À ce point de vue, la « passion » de saint Genès, dont notre Rotrou s’est si heureusement inspiré dans sa tragédie de Saint Genest, jouée en 1646, renferme certaines données dont il est licite de tirer parti, même si l’ensemble du morceau n’inspire qu’une confiance des plus médiocres[1].

Genès y est présenté comme étant à Rome le directeur d’un théâtre de mimes[2]. Il lui prend fantaisie de parodier un jour devant l’empereur Domitien les mystérieuses pratiques chrétiennes (ludum exhibere de mysteriis christianae observantiae).

Quand l’empereur et le peuple furent arrivés au théâtre, l’acteur apparut au milieu de la scène, couché, malade, demandant le baptême : « Hélas, faisait-il, mes bons amis, je me sens lourd ! Je voudrais devenir plus léger… » — Les comparses répondaient : « Comment faire ? Nous ne sommes pas charpentiers ! Faut-il te raboter[3] ? » — Genès reprit : « Imbécile ! je veux mourir chrétien. — Et pourquoi ? — Afin de fuir aujourd’hui dans le sein de Dieu. »

On appelle le prêtre et l’exorciste.
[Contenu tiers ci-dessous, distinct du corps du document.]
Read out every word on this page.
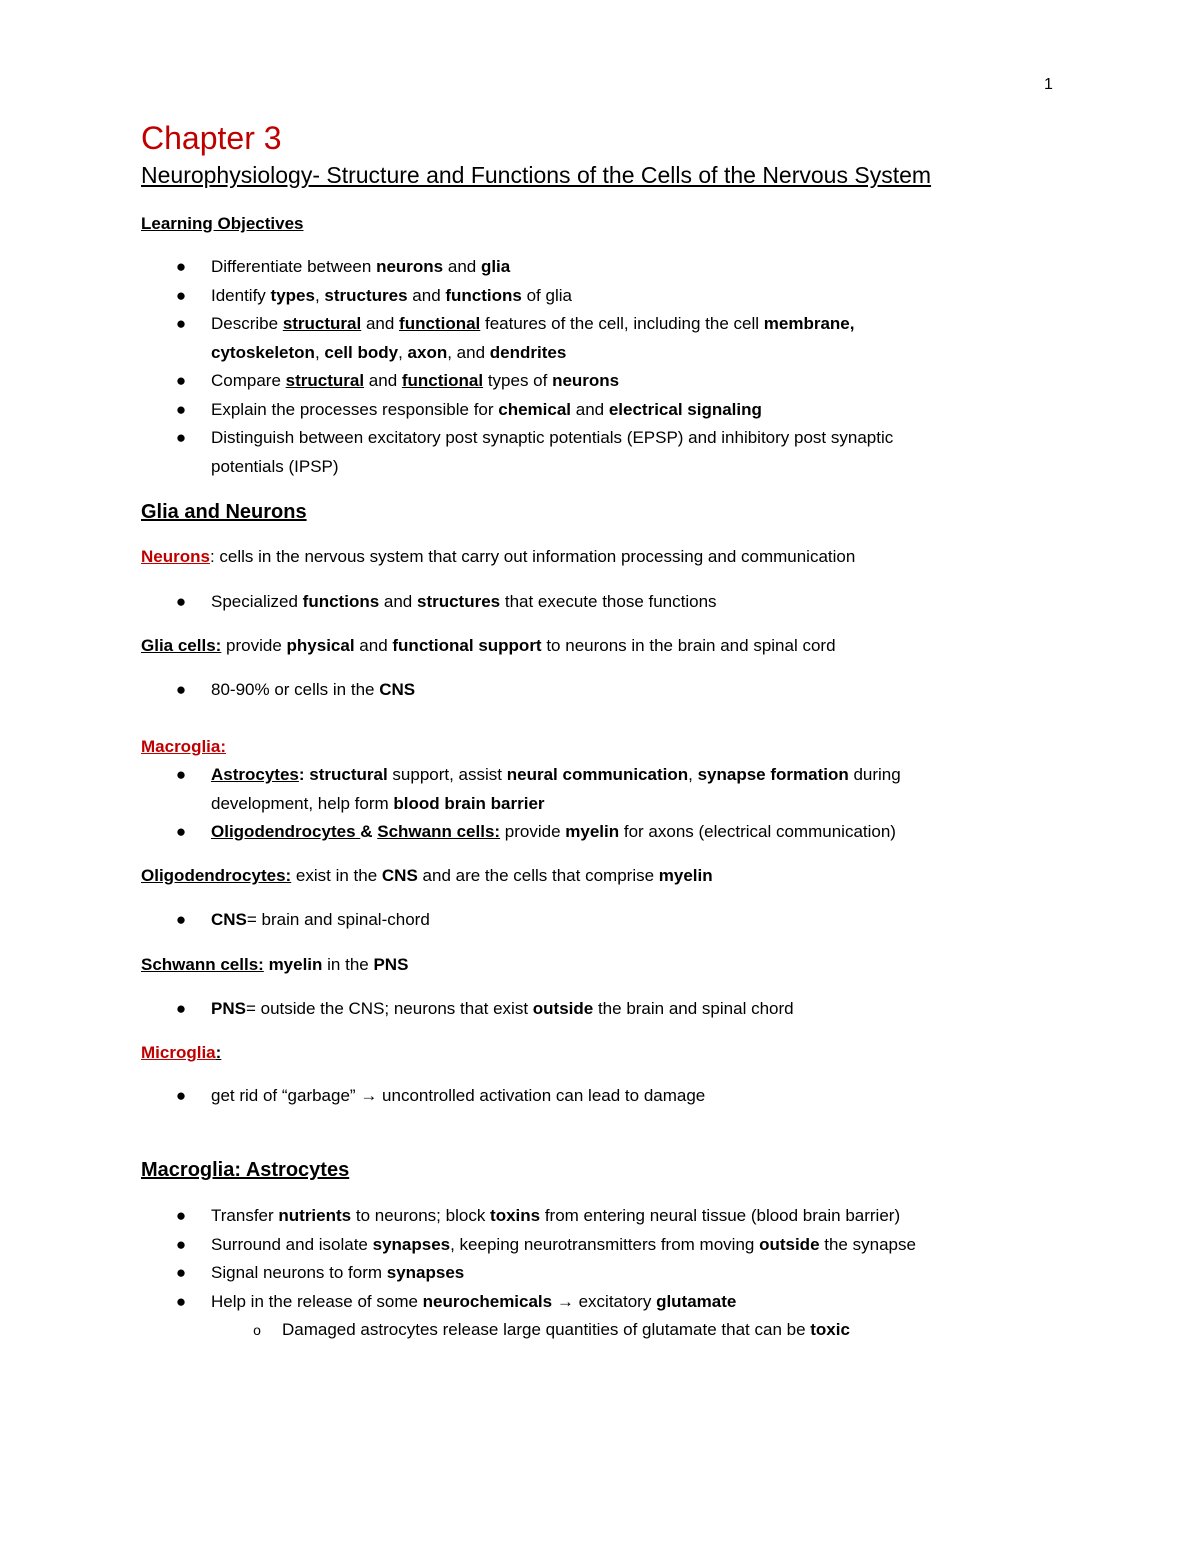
1
Chapter 3
Neurophysiology- Structure and Functions of the Cells of the Nervous System
Learning Objectives
● Differentiate between neurons and glia
● Identify types, structures and functions of glia
● Describe structural and functional features of the cell, including the cell membrane,
cytoskeleton, cell body, axon, and dendrites
● Compare structural and functional types of neurons
● Explain the processes responsible for chemical and electrical signaling
● Distinguish between excitatory post synaptic potentials (EPSP) and inhibitory post synaptic
potentials (IPSP)
Glia and Neurons
Neurons: cells in the nervous system that carry out information processing and communication
● Specialized functions and structures that execute those functions
Glia cells: provide physical and functional support to neurons in the brain and spinal cord
● 80-90% or cells in the CNS
Macroglia:
● Astrocytes: structural support, assist neural communication, synapse formation during
development, help form blood brain barrier
● Oligodendrocytes & Schwann cells: provide myelin for axons (electrical communication)
Oligodendrocytes: exist in the CNS and are the cells that comprise myelin
● CNS= brain and spinal-chord
Schwann cells: myelin in the PNS
● PNS= outside the CNS; neurons that exist outside the brain and spinal chord
Microglia:
● get rid of “garbage” → uncontrolled activation can lead to damage
Macroglia: Astrocytes
● Transfer nutrients to neurons; block toxins from entering neural tissue (blood brain barrier)
● Surround and isolate synapses, keeping neurotransmitters from moving outside the synapse
● Signal neurons to form synapses
● Help in the release of some neurochemicals → excitatory glutamate
o Damaged astrocytes release large quantities of glutamate that can be toxic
Les deux acteurs s’assoient près du lit du prétendu malade : « Cher enfant, pourquoi nous as-tu appelés ? » — « Parce que je désire

  1. Texte dans Ruinart, Acta Martyram Sincera, éd. de Ratisbonne, 1859, p. 312 et s. Traduction française de Dom Leclercq, les Martyrs, t. II, p. 29 et s. et de P. Monceaux, La Vraie Légende dorée, Paris, 1928, p. 295 et s. Tillemont place les faits en 285-286 ; Baronius, en 303.
  2. Mimithemelae. Le mot ne figure pas dans le dictionnaire de Georges. Il est évidemment formé d’après le grec θυμέλη.
  3. Allusion probable au métier exercé par Jésus. Voy. p. 201.